FAQ

Q. How much sequencing coverage depth would be required?

A. It depends. If you can afford to sequence 100x of the estimated genome size, that would be the best. When the genome is large (e.g., 400Mbp or larger), you may reduce the depth to 30x or 40x. If you want to sequence less than 20x, you might consider hybrid assembly in which you combine Illumina reads and PacBio reads. Higher sequencing depth than 200x does not usually improve the assembled result. Note that the sequencing depth itself is not a good predictor of the assembly result. What matters is the sequencing depth of reads longer than repetitive elements in a target genome. If reads are short and only few of them are longer than some threshold, namely 2kbp (for bacteria), even 100x data would be beated by 20x data with longer reads. We strongly recommend the use of the size selection protocol using Blue Pippin, which is highly recommended by PacBio.

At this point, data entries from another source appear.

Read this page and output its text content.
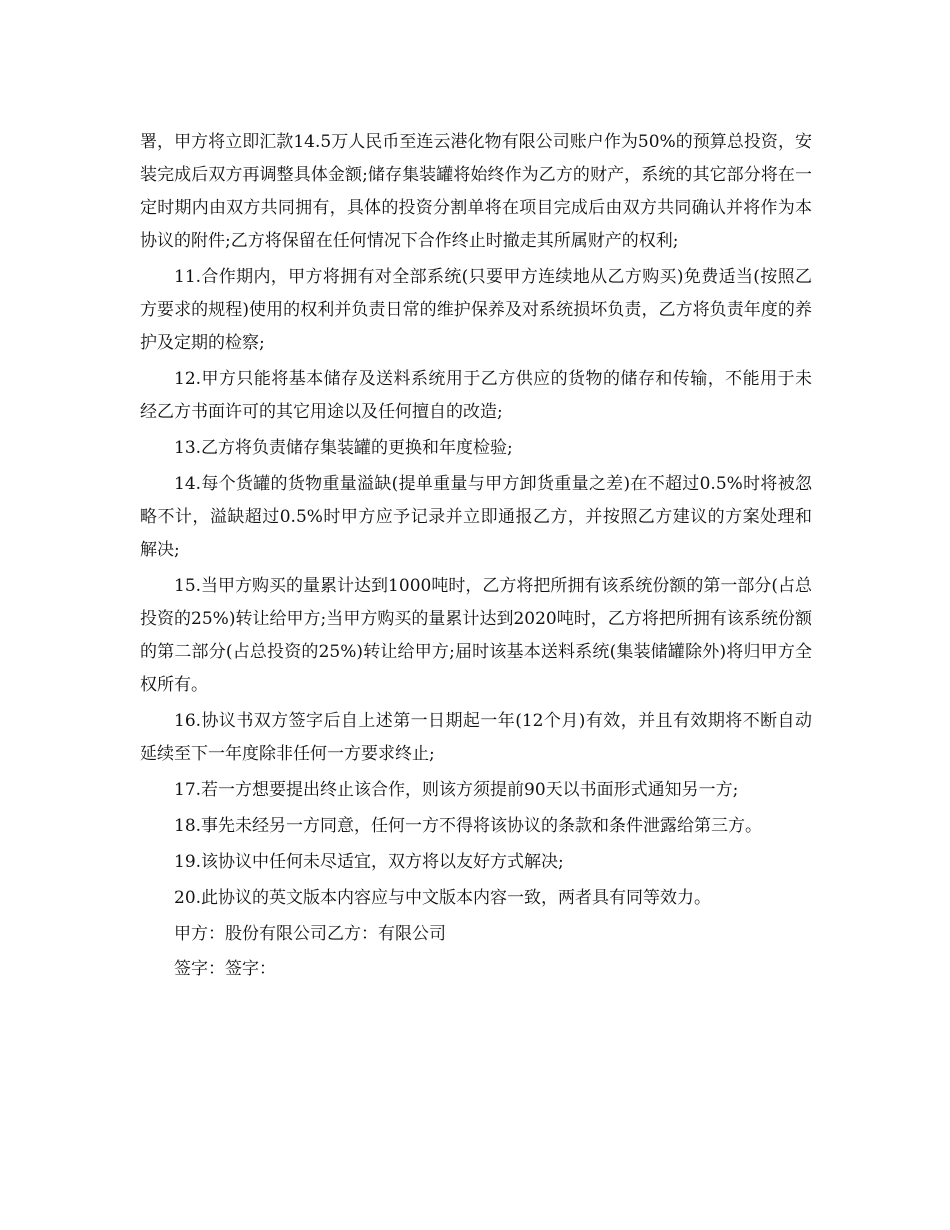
署，甲方将立即汇款14.5万人民币至连云港化物有限公司账户作为50%的预算总投资，安装完成后双方再调整具体金额;储存集装罐将始终作为乙方的财产，系统的其它部分将在一定时期内由双方共同拥有，具体的投资分割单将在项目完成后由双方共同确认并将作为本协议的附件;乙方将保留在任何情况下合作终止时撤走其所属财产的权利;

11.合作期内，甲方将拥有对全部系统(只要甲方连续地从乙方购买)免费适当(按照乙方要求的规程)使用的权利并负责日常的维护保养及对系统损坏负责，乙方将负责年度的养护及定期的检察;

12.甲方只能将基本储存及送料系统用于乙方供应的货物的储存和传输，不能用于未经乙方书面许可的其它用途以及任何擅自的改造;

13.乙方将负责储存集装罐的更换和年度检验;

14.每个货罐的货物重量溢缺(提单重量与甲方卸货重量之差)在不超过0.5%时将被忽略不计，溢缺超过0.5%时甲方应予记录并立即通报乙方，并按照乙方建议的方案处理和解决;

15.当甲方购买的量累计达到1000吨时，乙方将把所拥有该系统份额的第一部分(占总投资的25%)转让给甲方;当甲方购买的量累计达到2020吨时，乙方将把所拥有该系统份额的第二部分(占总投资的25%)转让给甲方;届时该基本送料系统(集装储罐除外)将归甲方全权所有。

16.协议书双方签字后自上述第一日期起一年(12个月)有效，并且有效期将不断自动延续至下一年度除非任何一方要求终止;

17.若一方想要提出终止该合作，则该方须提前90天以书面形式通知另一方;

18.事先未经另一方同意，任何一方不得将该协议的条款和条件泄露给第三方。

19.该协议中任何未尽适宜，双方将以友好方式解决;

20.此协议的英文版本内容应与中文版本内容一致，两者具有同等效力。

甲方：股份有限公司乙方：有限公司

签字：签字：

Q. How large genomes can Sprai assemble?

A. The largest genome we tested is 2Gbp, but there is no theoretical limit for Sprai (although you need more computational resources as the target genome gets larger). Error-correction process is highly scalable, so most probably, Celera assembler would be the bottleneck.

Q. Can Sprai assemble both PacBio CLRs and other reads such as Illumina short reads?

A. No. Sprai is designed to take only PacBio long reads. If you want to combine both reads, you may first correct errors in PacBio long reads by Sprai, and then you can use whatever genome assembler that accepts both error-corrected long reads and Illumina reads.

Q. Why is the number of the output nucleotides by Sprai smaller than the number of the nucleotides in the input file?

A. Sprai trims nucleotides that will not be useful for subsequent analysis such as de novo assembly or mapping to a reference genome. Such nucleotides include low coverage regions (valid_depth paramter; default = 4), regions of too short reads (valid read length: default = 500 bp), and both ends of reads (default = 42 bp). The exact ratio of such nucleotides depends on input data, but however, it usually falls between 10% to 50% in our experience.